| > People know how to consider inflation-adjusted rates of return and invest accordingly. Soon these same lessons will be applied in negative interest rate scenarios, which I guess counts as deflation This is part of it. Deflation means my money is worth more tomorrow than today. If due to 10% return just by keeping my money under my mattress due to deflation, why would I ever risk loaning it out into an investment opportunity. Essentially the risk-free return is now 10%, so for any investment to be worth wild it must return even higher than that. That's hard to do. The higher the deflation, the higher the baseline return needed. As a result any business that might've returned 5% is now no longer a viable option. So it reduces overall investment because it raises the bar for success. Similar is for purchases. Why buy something now, when I can wait 6 months and get it cheaper. As a result everyone stops spending, and everyone stops investing. Now that there is no spending, there is no money to pay salaries, so people have less money to go around and so again money becomes more valuable and you get a downward cycle. Imagine I said, at midnight january 1st any money you have in cash or in a bank will be worth 50% less. You'd buy up anything you could or invest in anything you could to get rid of cash and put it in hard currency. Even if someone had a business that would lose 10% over the year, that'd still be better than losing 50%. Deflation is the opposite. Any cash or bank accounts you have will double. You'd sell your items, but nobody would want to buy. They could buy two couches with that money the next year. Overall if money always is slowly decreasing in value, people want to find uses for it either consumption or investment which move the economy. If it's increasing in value (ie deflation) they wan to do the opposite. Hoard it. |
Some of your point sounds a bit like this (please correct me if I'm wrong): "Deflation is always bad because it could be hyperdeflation." Namely, if deflation is significant enough that it incentivizes me foregoing a purchase for a few months (and then another few months, etc) it's _significant_ deflation. But why not make the equivalent argument "inflation must be bad because we can imagine hyperinflation" as well?

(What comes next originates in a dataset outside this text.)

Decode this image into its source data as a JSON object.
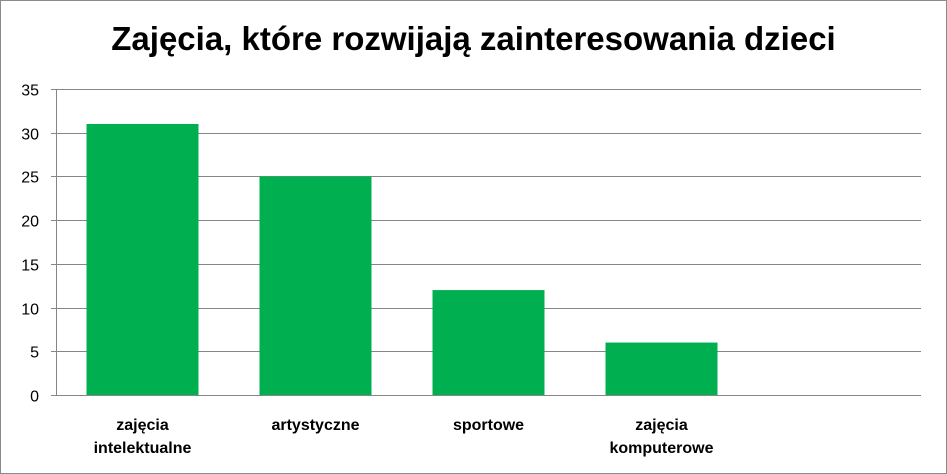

But instead of hyperdeflation, if we had -0.1% risk-free interest rates, would people really forego all purchases? I don't see why. If I need a new toaster, or some clothes, or gas for my car, I would not delay the purchase for 6 months to save 0.05% on the purchase. This seems like a realistic number if the deflation is caused by a population contraction in a country with an advanced economy.

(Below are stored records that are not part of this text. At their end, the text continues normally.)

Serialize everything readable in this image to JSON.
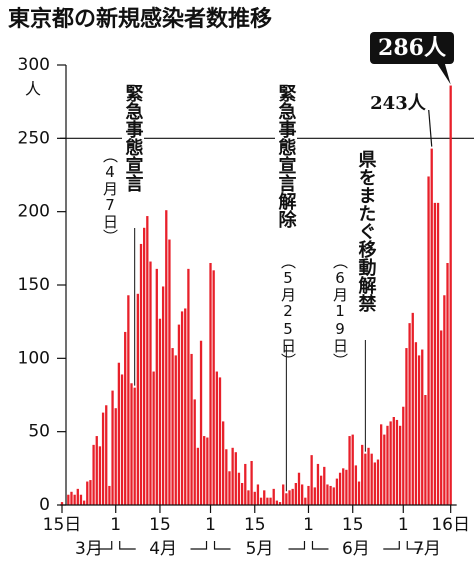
{
  "chart_data": {
    "type": "bar",
    "title": "東京都の新規感染者数推移",
    "y_unit": "人",
    "color": "#e8202a",
    "ylim": [
      0,
      300
    ],
    "yticks": [
      0,
      50,
      100,
      150,
      200,
      250,
      300
    ],
    "hline": 250,
    "months": [
      "3月",
      "4月",
      "5月",
      "6月",
      "7月"
    ],
    "categories": [
      "15日",
      null,
      null,
      null,
      null,
      null,
      null,
      null,
      null,
      null,
      null,
      null,
      null,
      null,
      null,
      null,
      null,
      "1",
      null,
      null,
      null,
      null,
      null,
      null,
      null,
      null,
      null,
      null,
      null,
      null,
      null,
      "15",
      null,
      null,
      null,
      null,
      null,
      null,
      null,
      null,
      null,
      null,
      null,
      null,
      null,
      null,
      null,
      "1",
      null,
      null,
      null,
      null,
      null,
      null,
      null,
      null,
      null,
      null,
      null,
      null,
      null,
      "15",
      null,
      null,
      null,
      null,
      null,
      null,
      null,
      null,
      null,
      null,
      null,
      null,
      null,
      null,
      null,
      null,
      "1",
      null,
      null,
      null,
      null,
      null,
      null,
      null,
      null,
      null,
      null,
      null,
      null,
      null,
      "15",
      null,
      null,
      null,
      null,
      null,
      null,
      null,
      null,
      null,
      null,
      null,
      null,
      null,
      null,
      null,
      "1",
      null,
      null,
      null,
      null,
      null,
      null,
      null,
      null,
      null,
      null,
      null,
      null,
      null,
      null,
      "16日"
    ],
    "values": [
      2,
      0,
      7,
      9,
      7,
      11,
      7,
      3,
      16,
      17,
      41,
      47,
      40,
      63,
      68,
      13,
      78,
      66,
      97,
      89,
      118,
      143,
      83,
      80,
      144,
      178,
      189,
      197,
      166,
      91,
      161,
      127,
      149,
      201,
      181,
      107,
      102,
      123,
      132,
      134,
      161,
      103,
      72,
      39,
      112,
      47,
      46,
      165,
      160,
      91,
      87,
      57,
      38,
      23,
      39,
      36,
      22,
      15,
      28,
      10,
      30,
      9,
      14,
      5,
      10,
      5,
      5,
      11,
      3,
      2,
      14,
      8,
      10,
      11,
      15,
      22,
      14,
      5,
      13,
      34,
      12,
      28,
      20,
      26,
      14,
      13,
      12,
      18,
      22,
      25,
      24,
      47,
      48,
      27,
      16,
      41,
      35,
      39,
      35,
      29,
      31,
      55,
      48,
      54,
      57,
      60,
      58,
      54,
      67,
      107,
      124,
      131,
      111,
      102,
      106,
      75,
      224,
      243,
      206,
      206,
      119,
      143,
      165,
      286
    ],
    "value_labels": [
      null,
      null,
      null,
      null,
      null,
      null,
      null,
      null,
      null,
      null,
      null,
      null,
      null,
      null,
      null,
      null,
      null,
      null,
      null,
      null,
      null,
      null,
      null,
      null,
      null,
      null,
      null,
      null,
      null,
      null,
      null,
      null,
      null,
      null,
      null,
      null,
      null,
      null,
      null,
      null,
      null,
      null,
      null,
      null,
      null,
      null,
      null,
      null,
      null,
      null,
      null,
      null,
      null,
      null,
      null,
      null,
      null,
      null,
      null,
      null,
      null,
      null,
      null,
      null,
      null,
      null,
      null,
      null,
      null,
      null,
      null,
      null,
      null,
      null,
      null,
      null,
      null,
      null,
      null,
      null,
      null,
      null,
      null,
      null,
      null,
      null,
      null,
      null,
      null,
      null,
      null,
      null,
      null,
      null,
      null,
      null,
      null,
      null,
      null,
      null,
      null,
      null,
      null,
      null,
      null,
      null,
      null,
      null,
      null,
      null,
      null,
      null,
      null,
      null,
      null,
      null,
      null,
      "243人",
      null,
      null,
      null,
      null,
      null,
      "286人"
    ],
    "events": [
      {
        "label": "緊急事態宣言",
        "date": "（4月7日）"
      },
      {
        "label": "緊急事態宣言解除",
        "date": "（5月25日）"
      },
      {
        "label": "県をまたぐ移動解禁",
        "date": "（6月19日）"
      }
    ]
  }
}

It seems real-world encounters with deflation (at least since the inception of central banking and planned expansions of money supplies) have come largely during periods of _sharp_ economic contraction. But is such a scenario really comparable to a slow decrease in population?
Moreover, if monetary policy can offset deflation, what creates the need for immigration to offset the deflation? Why isn't the monetary policy enough?